Pursuit: Normandy, 1944

PrintPrintEmailEmail

The convoy trundled slowly down the dusty road that was bounded on both sides by tangles of communication wire, wrecked farm buildings, broken hedgerows, and into St. Lô, itself, a barren desert of broken masonry through which a roadway had been ‘dozed. Here we stalled in the enormous traffic that trails a major advance. The 2nd Armored Division had been committed to the growing prospects of COBRA, and the pressure of its supply train compressed the column until the trucks were head to tail, lurching forward a few yards at a time. Sitting in the middle of such a bountiful target was uncomfortable, but proved uneventful; the German artillery still within range was apparently more concerned with the forward edge of COBRA than with its rear.

 

After two hours, and about five miles south of St. Lô, we were deposited by the roadside, where again we waited while a warm, still, and very dark night came on, the southeastern horizon glowing red at intervals with gun flashes. It was near midnight when our destination order arrived by a jeep that crept toward us, its cat’s-eye blackout lights glowing evilly. The battalion formed up and started down the dusty road that in places stank of burned cordite. After two hours the march became a plodding column, more asleep than awake. All traffic had disappeared; we were in a dark void treading a shade lighter line of roadway; even the war had stopped growling in the distance. About 0300 the assembly area was reached and the companies stumbled off into the fields.

Then it was discovered that Headquarters Company, bringing up the rear, was missing. I told the commander that I would find it and, without going into my performance in closing the column, he observed that this was a damn good idea. I started back over our route looking for what amounted to a moving black dot in a vast expanse of darkness. Sleep was becoming the end of all desire when I literally collided with the captain at the head of his trance-walking company. There was a mumbled exchange over not having gotten the start signal at the last break, and we trudged on to the assembly area. The battalion commander was relieved that the lost had been found, and on this happier note I left the world and its foolish war for the incalculably greater attractions of oblivion.

Awakening came shortly after dawn with the blast of a rifleshot from an adjoining hedgerow, where, it developed, one of the new men had wounded himself in the foot. He moaned in shock and pain that it was an accident; whether so or not, he was our first, and inglorious, casualty of COBRA. The condition of his foot indicated poor premeditation, if such it was.

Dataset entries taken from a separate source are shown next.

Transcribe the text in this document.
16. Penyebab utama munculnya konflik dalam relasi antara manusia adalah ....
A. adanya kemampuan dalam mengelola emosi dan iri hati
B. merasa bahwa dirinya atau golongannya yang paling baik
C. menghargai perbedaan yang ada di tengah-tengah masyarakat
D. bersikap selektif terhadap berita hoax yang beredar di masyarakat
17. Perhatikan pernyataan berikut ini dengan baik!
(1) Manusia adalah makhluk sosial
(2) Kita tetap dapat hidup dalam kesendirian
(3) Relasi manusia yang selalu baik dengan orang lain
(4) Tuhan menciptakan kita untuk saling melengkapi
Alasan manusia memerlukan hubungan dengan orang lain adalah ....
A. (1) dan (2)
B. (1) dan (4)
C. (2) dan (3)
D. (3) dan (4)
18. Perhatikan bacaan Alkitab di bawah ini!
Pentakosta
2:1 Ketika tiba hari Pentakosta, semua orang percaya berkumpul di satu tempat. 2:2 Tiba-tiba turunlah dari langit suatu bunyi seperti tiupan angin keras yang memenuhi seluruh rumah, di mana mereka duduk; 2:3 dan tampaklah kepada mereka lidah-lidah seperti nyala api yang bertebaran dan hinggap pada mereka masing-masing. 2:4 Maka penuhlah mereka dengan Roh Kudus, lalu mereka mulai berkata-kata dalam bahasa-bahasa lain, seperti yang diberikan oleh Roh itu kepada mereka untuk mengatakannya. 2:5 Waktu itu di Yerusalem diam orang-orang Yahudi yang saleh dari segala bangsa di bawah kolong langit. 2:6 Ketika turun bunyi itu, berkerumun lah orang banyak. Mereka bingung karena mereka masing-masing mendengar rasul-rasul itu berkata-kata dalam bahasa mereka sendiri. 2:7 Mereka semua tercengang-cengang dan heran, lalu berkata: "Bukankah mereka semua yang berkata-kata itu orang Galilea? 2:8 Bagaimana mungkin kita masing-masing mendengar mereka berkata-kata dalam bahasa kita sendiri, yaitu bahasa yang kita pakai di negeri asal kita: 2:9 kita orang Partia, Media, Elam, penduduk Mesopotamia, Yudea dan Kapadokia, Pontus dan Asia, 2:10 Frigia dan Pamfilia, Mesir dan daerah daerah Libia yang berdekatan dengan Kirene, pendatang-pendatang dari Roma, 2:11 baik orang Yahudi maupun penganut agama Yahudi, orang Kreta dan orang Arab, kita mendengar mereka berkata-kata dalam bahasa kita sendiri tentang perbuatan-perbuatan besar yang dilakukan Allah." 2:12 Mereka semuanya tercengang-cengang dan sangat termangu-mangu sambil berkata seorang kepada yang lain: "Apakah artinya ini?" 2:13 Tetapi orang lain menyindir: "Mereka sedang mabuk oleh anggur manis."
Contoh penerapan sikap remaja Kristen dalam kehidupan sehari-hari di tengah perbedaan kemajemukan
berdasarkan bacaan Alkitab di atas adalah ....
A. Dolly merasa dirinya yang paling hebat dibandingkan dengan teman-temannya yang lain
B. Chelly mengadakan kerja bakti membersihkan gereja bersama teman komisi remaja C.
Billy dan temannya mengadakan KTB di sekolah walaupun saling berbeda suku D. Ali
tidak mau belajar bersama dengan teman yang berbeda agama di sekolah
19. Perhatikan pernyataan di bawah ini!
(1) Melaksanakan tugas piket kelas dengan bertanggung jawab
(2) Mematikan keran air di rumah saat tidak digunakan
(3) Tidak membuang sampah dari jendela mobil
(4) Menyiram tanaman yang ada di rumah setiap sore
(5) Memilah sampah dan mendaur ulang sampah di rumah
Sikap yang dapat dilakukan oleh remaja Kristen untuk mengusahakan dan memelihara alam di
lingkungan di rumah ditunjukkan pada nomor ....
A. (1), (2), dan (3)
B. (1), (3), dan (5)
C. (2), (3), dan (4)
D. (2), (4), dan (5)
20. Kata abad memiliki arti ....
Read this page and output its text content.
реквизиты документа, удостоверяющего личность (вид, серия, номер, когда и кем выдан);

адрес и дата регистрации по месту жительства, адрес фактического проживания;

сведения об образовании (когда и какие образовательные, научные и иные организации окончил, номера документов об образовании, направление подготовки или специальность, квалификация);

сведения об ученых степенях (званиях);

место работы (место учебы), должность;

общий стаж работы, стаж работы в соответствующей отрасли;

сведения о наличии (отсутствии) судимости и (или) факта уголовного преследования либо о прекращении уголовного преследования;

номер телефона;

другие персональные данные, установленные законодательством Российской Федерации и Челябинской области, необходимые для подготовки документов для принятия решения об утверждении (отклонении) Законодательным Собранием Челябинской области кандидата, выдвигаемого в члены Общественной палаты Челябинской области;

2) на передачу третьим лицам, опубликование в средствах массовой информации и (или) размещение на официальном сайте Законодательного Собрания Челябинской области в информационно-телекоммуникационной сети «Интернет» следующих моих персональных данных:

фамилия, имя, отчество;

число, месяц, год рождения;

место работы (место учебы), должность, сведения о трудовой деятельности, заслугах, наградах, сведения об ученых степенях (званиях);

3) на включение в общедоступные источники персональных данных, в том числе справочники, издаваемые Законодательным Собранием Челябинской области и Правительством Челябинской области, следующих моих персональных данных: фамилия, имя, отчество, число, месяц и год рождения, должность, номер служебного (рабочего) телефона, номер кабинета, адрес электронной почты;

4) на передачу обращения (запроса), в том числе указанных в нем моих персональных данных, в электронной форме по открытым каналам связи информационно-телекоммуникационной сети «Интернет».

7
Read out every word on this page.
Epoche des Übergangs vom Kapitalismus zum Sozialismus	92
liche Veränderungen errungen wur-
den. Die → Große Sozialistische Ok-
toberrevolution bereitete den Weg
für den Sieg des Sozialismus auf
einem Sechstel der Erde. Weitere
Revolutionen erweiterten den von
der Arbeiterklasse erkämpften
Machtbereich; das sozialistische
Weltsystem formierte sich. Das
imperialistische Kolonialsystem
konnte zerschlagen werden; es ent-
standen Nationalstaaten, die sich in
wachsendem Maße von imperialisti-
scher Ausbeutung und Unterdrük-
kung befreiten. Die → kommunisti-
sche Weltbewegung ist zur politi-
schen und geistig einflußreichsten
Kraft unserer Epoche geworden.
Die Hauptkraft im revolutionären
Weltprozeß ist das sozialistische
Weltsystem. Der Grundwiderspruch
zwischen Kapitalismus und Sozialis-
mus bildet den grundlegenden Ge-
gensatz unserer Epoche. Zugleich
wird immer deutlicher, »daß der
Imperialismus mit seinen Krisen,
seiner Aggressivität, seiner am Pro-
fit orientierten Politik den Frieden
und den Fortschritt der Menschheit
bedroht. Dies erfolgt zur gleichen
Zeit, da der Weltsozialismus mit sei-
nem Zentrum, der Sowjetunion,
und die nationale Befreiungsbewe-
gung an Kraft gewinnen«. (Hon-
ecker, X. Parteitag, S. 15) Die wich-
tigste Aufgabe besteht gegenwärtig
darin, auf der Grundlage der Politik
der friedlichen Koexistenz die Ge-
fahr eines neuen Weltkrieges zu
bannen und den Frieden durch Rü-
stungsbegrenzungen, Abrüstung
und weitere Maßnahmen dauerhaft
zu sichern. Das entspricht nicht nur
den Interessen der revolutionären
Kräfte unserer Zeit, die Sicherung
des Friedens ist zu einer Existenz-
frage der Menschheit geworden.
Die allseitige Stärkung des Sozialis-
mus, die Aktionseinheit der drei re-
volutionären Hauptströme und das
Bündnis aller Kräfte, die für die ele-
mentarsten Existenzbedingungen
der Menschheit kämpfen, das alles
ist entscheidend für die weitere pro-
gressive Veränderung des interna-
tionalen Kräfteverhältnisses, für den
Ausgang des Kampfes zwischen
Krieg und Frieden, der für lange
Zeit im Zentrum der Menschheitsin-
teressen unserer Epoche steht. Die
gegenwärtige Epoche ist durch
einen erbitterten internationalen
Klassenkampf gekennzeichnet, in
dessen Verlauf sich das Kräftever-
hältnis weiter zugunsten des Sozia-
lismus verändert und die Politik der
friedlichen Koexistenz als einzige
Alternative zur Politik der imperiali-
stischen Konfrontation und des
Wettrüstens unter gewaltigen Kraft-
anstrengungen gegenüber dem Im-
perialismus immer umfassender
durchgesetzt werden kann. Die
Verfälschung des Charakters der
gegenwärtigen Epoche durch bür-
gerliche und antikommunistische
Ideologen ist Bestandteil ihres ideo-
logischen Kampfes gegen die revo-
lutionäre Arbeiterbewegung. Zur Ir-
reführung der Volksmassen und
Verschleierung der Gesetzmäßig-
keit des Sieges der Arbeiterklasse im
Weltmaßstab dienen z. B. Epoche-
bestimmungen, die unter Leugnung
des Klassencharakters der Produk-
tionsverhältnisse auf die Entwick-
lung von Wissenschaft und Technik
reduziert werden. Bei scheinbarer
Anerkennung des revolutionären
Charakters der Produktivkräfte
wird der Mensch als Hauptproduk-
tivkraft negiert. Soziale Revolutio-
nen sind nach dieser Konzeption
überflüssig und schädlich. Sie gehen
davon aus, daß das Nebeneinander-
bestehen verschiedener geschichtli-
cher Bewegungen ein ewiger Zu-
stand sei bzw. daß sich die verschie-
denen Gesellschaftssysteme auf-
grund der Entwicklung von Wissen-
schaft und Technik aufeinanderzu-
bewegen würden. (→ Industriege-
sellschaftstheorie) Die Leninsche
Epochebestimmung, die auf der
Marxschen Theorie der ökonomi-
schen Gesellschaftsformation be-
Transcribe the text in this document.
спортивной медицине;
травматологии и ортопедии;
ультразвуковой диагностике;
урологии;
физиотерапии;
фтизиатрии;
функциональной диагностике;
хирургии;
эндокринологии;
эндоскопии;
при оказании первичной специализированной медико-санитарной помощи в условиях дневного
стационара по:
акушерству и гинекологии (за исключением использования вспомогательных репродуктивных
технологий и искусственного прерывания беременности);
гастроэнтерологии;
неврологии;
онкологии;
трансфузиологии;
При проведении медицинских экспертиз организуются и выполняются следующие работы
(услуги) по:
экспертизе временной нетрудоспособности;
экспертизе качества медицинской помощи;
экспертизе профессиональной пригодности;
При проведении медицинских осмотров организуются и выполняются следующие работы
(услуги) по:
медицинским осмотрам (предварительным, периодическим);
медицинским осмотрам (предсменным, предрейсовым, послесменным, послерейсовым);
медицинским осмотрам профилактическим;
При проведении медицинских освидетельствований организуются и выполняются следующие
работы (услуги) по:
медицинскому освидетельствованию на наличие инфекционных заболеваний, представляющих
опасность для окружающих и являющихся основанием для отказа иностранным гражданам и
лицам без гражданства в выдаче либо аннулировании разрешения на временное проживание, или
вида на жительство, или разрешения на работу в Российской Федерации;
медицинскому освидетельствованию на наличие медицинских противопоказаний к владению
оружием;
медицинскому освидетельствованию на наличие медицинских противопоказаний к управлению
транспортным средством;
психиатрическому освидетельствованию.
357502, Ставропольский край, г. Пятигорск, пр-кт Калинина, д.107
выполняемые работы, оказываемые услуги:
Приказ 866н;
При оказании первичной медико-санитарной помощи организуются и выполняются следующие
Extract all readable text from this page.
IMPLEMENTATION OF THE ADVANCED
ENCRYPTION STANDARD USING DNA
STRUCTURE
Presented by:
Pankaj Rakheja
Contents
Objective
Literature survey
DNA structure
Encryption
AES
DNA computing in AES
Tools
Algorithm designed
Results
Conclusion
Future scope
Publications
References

Drifting away and out of any battalion portrait are the furtive shapes of the stragglers: a few with self-inflicted wounds; many more simply quitting through physical and emotional weariness. These latter, catted combat-fatigue cases, were tolerated, I believe, to an unnecessary and disturbing degree.

By 1944 the infantry battalions were composed largely of draftees. But, given the low degree of coercion applied to keep them there, they were draftees for the army, and volunteers for the fight-as good company as a man could wish, but tragic in that so many were doomed by their own courage.

The 2nd Battalion started southward that morning, feeling its way through a milky-white ground fog that lay over fields and orchards, damp and cool. The regiment’s objective was a sector centering on Moyon, reported sparsely held by the 2nd Armored Division. Battle groups of German tanks and infantry were in front of and behind Moyon.

Our advance found one of these battle groups as we closed in on our objective south of the village. Two newly assigned lieutenants and the scouts of the two leading companies went down in the first blast of machine-gun fire. The Stonewall Brigade’s three battalions deployed along the line of opposition; we had again grappled with the enemy, and whatever our individual reluctance, corporately, we would not let go.

That night, the Luftwaffe mustered a lone plane to drone along the front, dropping flares whose white glare created a feeling of unwholesome exposure.

Intermittent shelling continued the next morning. In the midst of it we were ordered to send a company to a crossroads, called La Denisière, to the rear of our right flank where there was an uncertain report of a roadblock of German tanks. G Company was given the mission, and around that inconspicuous crossing of dusty Normandy roads waged one of those small, bloody battles that leave their mark on those in them, but hardly a whisper in history.

The day, July 30, also left its mark on me; late in its afternoon ’ I received word that the battalion commander had been hit in ’’ the forearm and was being evacuated. I was to take command. My first sensation was one of such complete inadequacy that it seemed important to share it with the regimental commander: I took a jeep back to his command post and advised him that there were undoubted officers standing around better qualified for the job. The colonel did not dispute this, but told me that I had accepted the promotion to executive officer, and I would now go back and command the battalion. My reluctance, however, must have raised doubt as to my qualities of dynamic leadership, for that evening he sent up a senior captain from his staff as executive officer and potential replacement.